“We need to look at gun and knife crime as a whole and unite families, teachers and youth services to break down the barriers. The only way we can stop this from getting out of hand is working together.”
These were the words of Janette Collins who runs The Crib, an intervention project helping young people stay away from gun and knife crime, an organisation vital in Hackney following the deaths of six people to gun and knife violence this year.
Speaking at a public meeting by Hackney Labour’s Ethnic Minority Forum (EMF), Collins proposed solutions to prevent an increase of violent crime in Hackney alongside a panel of guest speakers.
This follows talks with a number of young people during school holidays who said they were “too scared to go out,” according to panellist Caroline Selman, Hackney Cabinet member for Community Safety.
Audience members at St Matthias Halls questioned how the community can be brought together and during the meeting’s Question Time-style discussion, a Hackney councillor asked: “What practical things can we do [to tackle gun and knife crime]?”
Collins said: “We need to bring people together in a friendly atmosphere, it always breaks down barriers. Hackney Downs has been forgotten. It used to be a vibrant area when they had Hackney Downs Festival and we need to create something like that again.”
Leroy Logan, a former police chief inspector, explained how festivals such as Hackney Downs, Stoke Newington, and Hackney Peace Walk, which no longer receive funding, brought people together through preparations as well as the event itself.
Logan said: “We used to note reductions in crime when these events took place and it’s something we need to go back to.”
Funding cuts to youth and voluntary organisations across London have also taken effect in Hackney, with at least £22 million to youth services cut from a total of 28 London council budgets.
Logan, now chair of social justice charity Voyage, said how spending cuts to youth services have had a “massive impact” on these organisations.
Young Leaders for Safer Cities, a programme run by Voyage, received changes to funding in 2015 which led to a discontinued budget from the Mayor of London and Metropolitan Police.
“We’re trying our best but one of the biggest things is we’ve got more young people coming to us and haven’t got the capacity to deliver more programmes,” said Logan.
Youth Leader Taz Adia said community work should be “built into the community” and involved in “everyone’s everyday lives”. Selman reinforced the importance of community organisations: “You understand your own community best, to recognise the issues and be part of a solution”.
A Hackney resident in the audience and youth worker for The Crib, proposed a solution to extend youth services to those effected by gun and knife crime through outreach, meeting those in need of services within their own location.
She said: “People from the ages of 10 years old are out there carrying knives. It’s the young people that are doing it. What we need is a lot of outreach workers on the street corners to talk with them. They’re not going to youth centres because there are rules and regulations, they are going on the streets so that’s where we need to be.”

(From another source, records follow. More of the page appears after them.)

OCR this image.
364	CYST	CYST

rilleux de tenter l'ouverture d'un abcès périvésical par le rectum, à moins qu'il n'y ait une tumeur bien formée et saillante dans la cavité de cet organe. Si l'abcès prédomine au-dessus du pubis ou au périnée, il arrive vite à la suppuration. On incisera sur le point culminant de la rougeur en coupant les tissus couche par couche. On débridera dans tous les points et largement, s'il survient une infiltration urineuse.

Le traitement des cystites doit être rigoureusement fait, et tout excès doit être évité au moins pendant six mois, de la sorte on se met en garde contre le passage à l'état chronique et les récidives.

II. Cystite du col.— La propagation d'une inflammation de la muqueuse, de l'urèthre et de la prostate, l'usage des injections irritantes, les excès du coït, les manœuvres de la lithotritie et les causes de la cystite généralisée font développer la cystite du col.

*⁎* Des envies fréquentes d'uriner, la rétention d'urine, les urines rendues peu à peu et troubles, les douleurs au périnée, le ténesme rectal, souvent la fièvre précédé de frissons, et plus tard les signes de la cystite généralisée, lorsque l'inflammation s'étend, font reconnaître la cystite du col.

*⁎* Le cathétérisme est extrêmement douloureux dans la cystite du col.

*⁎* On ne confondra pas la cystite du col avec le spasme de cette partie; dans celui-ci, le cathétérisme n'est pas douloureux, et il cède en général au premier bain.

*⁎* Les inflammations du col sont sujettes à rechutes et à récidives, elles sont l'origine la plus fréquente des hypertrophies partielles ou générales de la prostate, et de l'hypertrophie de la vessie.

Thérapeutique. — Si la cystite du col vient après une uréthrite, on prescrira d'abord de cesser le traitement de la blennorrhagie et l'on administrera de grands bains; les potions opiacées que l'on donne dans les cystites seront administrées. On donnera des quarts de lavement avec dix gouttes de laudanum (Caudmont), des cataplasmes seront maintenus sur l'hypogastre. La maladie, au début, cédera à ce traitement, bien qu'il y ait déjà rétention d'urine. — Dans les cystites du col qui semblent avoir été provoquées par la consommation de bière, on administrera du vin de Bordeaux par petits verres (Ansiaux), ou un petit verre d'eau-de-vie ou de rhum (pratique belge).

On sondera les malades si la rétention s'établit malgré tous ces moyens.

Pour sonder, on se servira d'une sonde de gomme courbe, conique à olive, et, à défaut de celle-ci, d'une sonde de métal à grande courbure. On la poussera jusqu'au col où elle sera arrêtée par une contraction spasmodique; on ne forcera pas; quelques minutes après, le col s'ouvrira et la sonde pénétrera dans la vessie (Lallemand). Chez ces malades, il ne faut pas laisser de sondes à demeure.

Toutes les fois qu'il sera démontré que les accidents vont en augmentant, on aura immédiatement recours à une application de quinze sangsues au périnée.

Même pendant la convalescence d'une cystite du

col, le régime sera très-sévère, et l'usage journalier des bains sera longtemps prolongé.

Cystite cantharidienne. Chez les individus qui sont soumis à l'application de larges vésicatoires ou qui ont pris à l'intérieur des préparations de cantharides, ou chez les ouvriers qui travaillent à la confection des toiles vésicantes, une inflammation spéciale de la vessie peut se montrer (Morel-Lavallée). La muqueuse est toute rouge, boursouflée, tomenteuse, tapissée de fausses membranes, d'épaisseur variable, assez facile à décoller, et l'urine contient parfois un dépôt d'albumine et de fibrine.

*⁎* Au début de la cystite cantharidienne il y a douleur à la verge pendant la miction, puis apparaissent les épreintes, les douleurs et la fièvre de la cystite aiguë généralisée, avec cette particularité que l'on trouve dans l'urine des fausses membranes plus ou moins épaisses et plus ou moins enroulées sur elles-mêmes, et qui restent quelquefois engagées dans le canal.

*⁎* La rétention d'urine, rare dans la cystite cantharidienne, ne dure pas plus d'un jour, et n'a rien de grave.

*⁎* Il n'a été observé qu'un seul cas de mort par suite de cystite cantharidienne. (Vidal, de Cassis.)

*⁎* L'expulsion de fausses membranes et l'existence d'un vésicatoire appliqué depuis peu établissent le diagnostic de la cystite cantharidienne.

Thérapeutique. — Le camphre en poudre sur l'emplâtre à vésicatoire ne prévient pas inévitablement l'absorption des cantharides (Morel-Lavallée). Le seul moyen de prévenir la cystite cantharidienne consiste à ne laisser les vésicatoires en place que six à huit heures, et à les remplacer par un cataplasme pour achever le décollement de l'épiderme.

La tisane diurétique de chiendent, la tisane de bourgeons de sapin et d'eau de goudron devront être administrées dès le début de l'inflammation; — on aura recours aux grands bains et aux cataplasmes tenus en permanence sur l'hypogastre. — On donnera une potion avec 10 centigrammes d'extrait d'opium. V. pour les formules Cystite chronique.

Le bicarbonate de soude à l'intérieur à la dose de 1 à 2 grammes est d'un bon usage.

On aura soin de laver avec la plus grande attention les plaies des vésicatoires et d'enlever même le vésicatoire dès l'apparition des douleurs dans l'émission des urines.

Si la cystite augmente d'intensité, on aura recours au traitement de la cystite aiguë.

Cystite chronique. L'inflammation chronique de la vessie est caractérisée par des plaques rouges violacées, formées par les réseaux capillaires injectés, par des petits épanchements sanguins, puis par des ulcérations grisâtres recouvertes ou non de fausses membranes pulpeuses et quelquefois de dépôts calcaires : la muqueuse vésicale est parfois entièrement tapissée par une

Collins said: “Outreach is a very important part of community work, it doesn’t mean you go and sit in a community centre, it means you go out and find young people in their own environment, on the streets and stairwells.”
Outreach services have gained funding from Sadiq Khan’s £1.4 million anti-knife crime project fund. Over £8,000 is expected to be invested into Mancunian Way, an outreach project from a community centre reaching around 100 young estate residents engaged in, or at risk of, knife crime in Hackney.
Many practical solutions to combat gun and knife crime centre on trust and confidence within the police service, with The Metropolitan Police’s Gangs Matrix being a repeated issue at EMF’s public meeting.
“Should the mechanism not be used as a route into the criminal justice system but a route into a prevention safe-guarding system?” said an audience member.
Set up after the 2011 London riots, the Gangs Matrix holds information on around 3,800 persons of interest to provide the government with data on the extent of gang activity. Individuals on the matrix are known as ‘gang nominals’, with ‘red nominals’ considered most likely to commit a violent offence and ‘green nominals’ posing the least risk.
A recent report from Amnesty International UK, revealed less than 5 percent were in the ‘red’ category, and 64 percent were marked as ‘green’. 75 percent of individuals had been victims of violence themselves.
Collins said: “The matrix not only criminalises the young person but criminalises the family, and once a young person gets on the matrix, they can’t come off.”
Collins told a story of the police going to a Mother’s door to question the location of her son, only to find out her child had been a victim of knife crime and passed away. “It houses you and it keeps you.”
Logan said: “I was amazed at how many young people shouldn’t be on the Gangs Matrix, it’s supposed to be high intensity support, but we know it’s operation profiling.
“We need to deal with those issues head on and do it at a local level. We need to not scare them but do something to be there for them. We need to go back to the basics.”
Selman is in the process of producing an app for young people to improve how the council work and communicate with the youth in the borough, this will operate alongside Parents Voice, an app which helps parents recognise the signs of young people being involved in gangs.
The EMF plan to take action from the response heard during the meeting and create a proposal that will be sent to Selman and the council.